La dalia se considera la flor nacional de México tuvo su origen en las zonas de Cuernavaca y Tepozotlán e hizo su aparición en el continente europeo a través de España.
Cavanilles, director del Real Jardín Botánico de Madrid a finales del siglo XVIII, comenzó a cultivarla, y le puso su nombre actual, en honor a su amigo y discípulo de Linneo, Andreas Dahl.
Este botánico sueco la introdujo en Dinamarca, convirtiendo poco a poco a la dalia en una de las indispensables en el mercado de flores de los países del norte de Europa.

Si queremos que el crecimiento sea óptimo, es conveniente añadir fertilizante orgánico al terreno destinado al vegetal un par de semanas antes de plantarlo.
El bulbo lo introduciremos en un suelo bien drenado, a una profundidad adecuada.
A continuación se riega con generosidad, pero sin llegar a encharcarlo.

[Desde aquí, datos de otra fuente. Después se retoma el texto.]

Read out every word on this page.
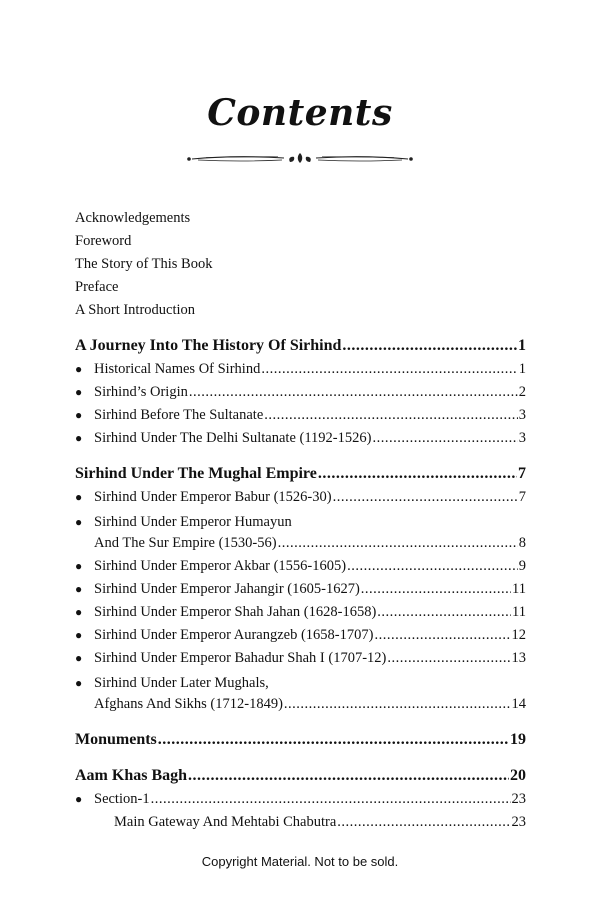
Contents
Acknowledgements
Foreword
The Story of This Book
Preface
A Short Introduction
A Journey Into The History Of Sirhind .....	1
● Historical Names Of Sirhind .....	1
● Sirhind’s Origin .....	2
● Sirhind Before The Sultanate .....	3
● Sirhind Under The Delhi Sultanate (1192-1526) .....	3
Sirhind Under The Mughal Empire .....	7
● Sirhind Under Emperor Babur (1526-30) .....	7
● Sirhind Under Emperor Humayun
And The Sur Empire (1530-56) .....	8
● Sirhind Under Emperor Akbar (1556-1605) .....	9
● Sirhind Under Emperor Jahangir (1605-1627) .....	11
● Sirhind Under Emperor Shah Jahan (1628-1658) .....	11
● Sirhind Under Emperor Aurangzeb (1658-1707) .....	12
● Sirhind Under Emperor Bahadur Shah I (1707-12) .....	13
● Sirhind Under Later Mughals,
Afghans And Sikhs (1712-1849) .....	14
Monuments .....	19
Aam Khas Bagh .....	20
● Section-1 .....	23
Main Gateway And Mehtabi Chabutra .....	23
Copyright Material. Not to be sold.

Es adecuado colocar una varita al lado del bulbo, que ataremos al tallo cuando germine. Este palito tiene la función de evitar que la planta se quiebre cuando vaya aumentando su follaje, que, según las variedades, puede ser desde verde claro hasta adquirir un tono casi negro.


Los bulbos, sean del vegetal que sean, requieren ciertos cuidados cuando éste se ha secado. Las dalias lo harán al principio del otoño, cuando comience el frío, de modo que es el momento de retirarlos del suelo.

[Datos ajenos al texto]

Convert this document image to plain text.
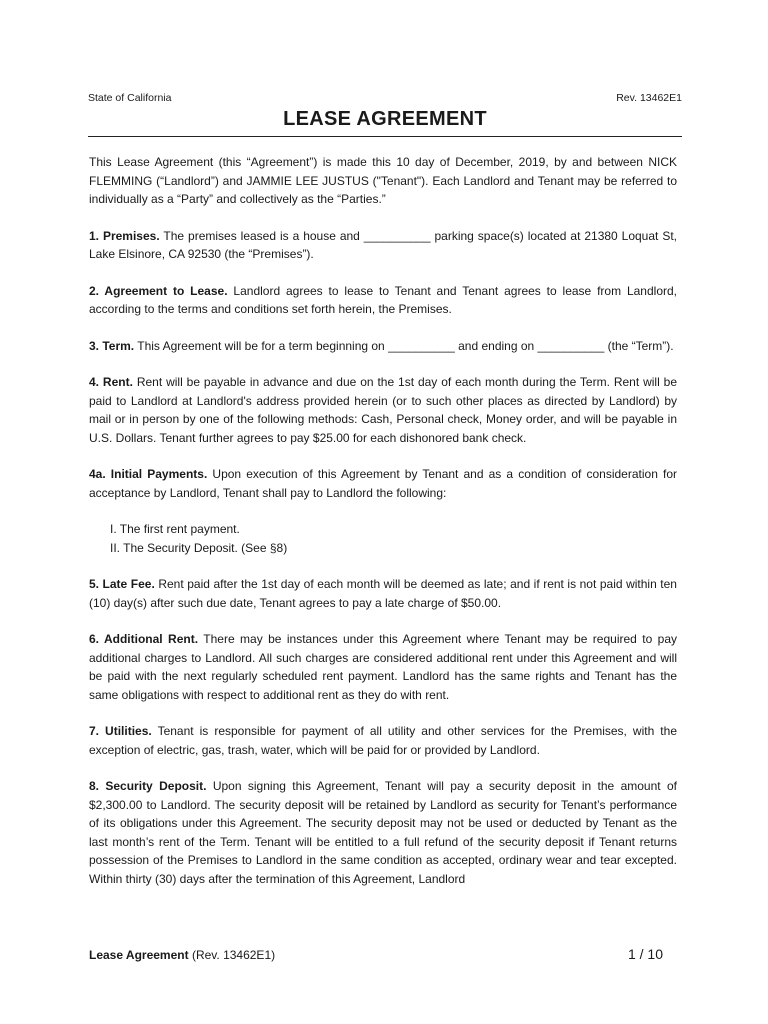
State of California	Rev. 13462E1
LEASE AGREEMENT

This Lease Agreement (this “Agreement”) is made this 10 day of December, 2019, by and between NICK FLEMMING (“Landlord”) and JAMMIE LEE JUSTUS ("Tenant"). Each Landlord and Tenant may be referred to individually as a “Party” and collectively as the “Parties.”

1. Premises. The premises leased is a house and __________ parking space(s) located at 21380 Loquat St, Lake Elsinore, CA 92530 (the “Premises”).

2. Agreement to Lease. Landlord agrees to lease to Tenant and Tenant agrees to lease from Landlord, according to the terms and conditions set forth herein, the Premises.

3. Term. This Agreement will be for a term beginning on __________ and ending on __________ (the “Term”).

4. Rent. Rent will be payable in advance and due on the 1st day of each month during the Term. Rent will be paid to Landlord at Landlord's address provided herein (or to such other places as directed by Landlord) by mail or in person by one of the following methods: Cash, Personal check, Money order, and will be payable in U.S. Dollars. Tenant further agrees to pay $25.00 for each dishonored bank check.

4a. Initial Payments. Upon execution of this Agreement by Tenant and as a condition of consideration for acceptance by Landlord, Tenant shall pay to Landlord the following:

I. The first rent payment.
II. The Security Deposit. (See §8)

5. Late Fee. Rent paid after the 1st day of each month will be deemed as late; and if rent is not paid within ten (10) day(s) after such due date, Tenant agrees to pay a late charge of $50.00.

6. Additional Rent. There may be instances under this Agreement where Tenant may be required to pay additional charges to Landlord. All such charges are considered additional rent under this Agreement and will be paid with the next regularly scheduled rent payment. Landlord has the same rights and Tenant has the same obligations with respect to additional rent as they do with rent.

7. Utilities. Tenant is responsible for payment of all utility and other services for the Premises, with the exception of electric, gas, trash, water, which will be paid for or provided by Landlord.

8. Security Deposit. Upon signing this Agreement, Tenant will pay a security deposit in the amount of $2,300.00 to Landlord. The security deposit will be retained by Landlord as security for Tenant’s performance of its obligations under this Agreement. The security deposit may not be used or deducted by Tenant as the last month’s rent of the Term. Tenant will be entitled to a full refund of the security deposit if Tenant returns possession of the Premises to Landlord in the same condition as accepted, ordinary wear and tear excepted. Within thirty (30) days after the termination of this Agreement, Landlord

Lease Agreement (Rev. 13462E1)	1 / 10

En la mayoría de los casos, comprobaremos que han salido pequeños bulbos alrededor del que plantamos en su día; los separaremos, ya que nos servirán para la próxima temporada.
Es apropiado guardarlos en un lugar seco, donde se mantendrán en óptimas condiciones hasta la próxima primavera, en especial si añadimos fungicida, que reducirá el riesgo de que los hongos hagan mella en su buena salud.

Tanto como planta cultivada en el jardín, combinando diversas clases en un mismo parterre, o como flor cortada, que puede durar hasta unos diez días, se trata de una flor que aportará un gran colorido a nuestro entorno, ya que disponemos de una amplia gama tonal, desde el blanco puro hasta el naranja, pasando por el lavanda o variedades bicolores.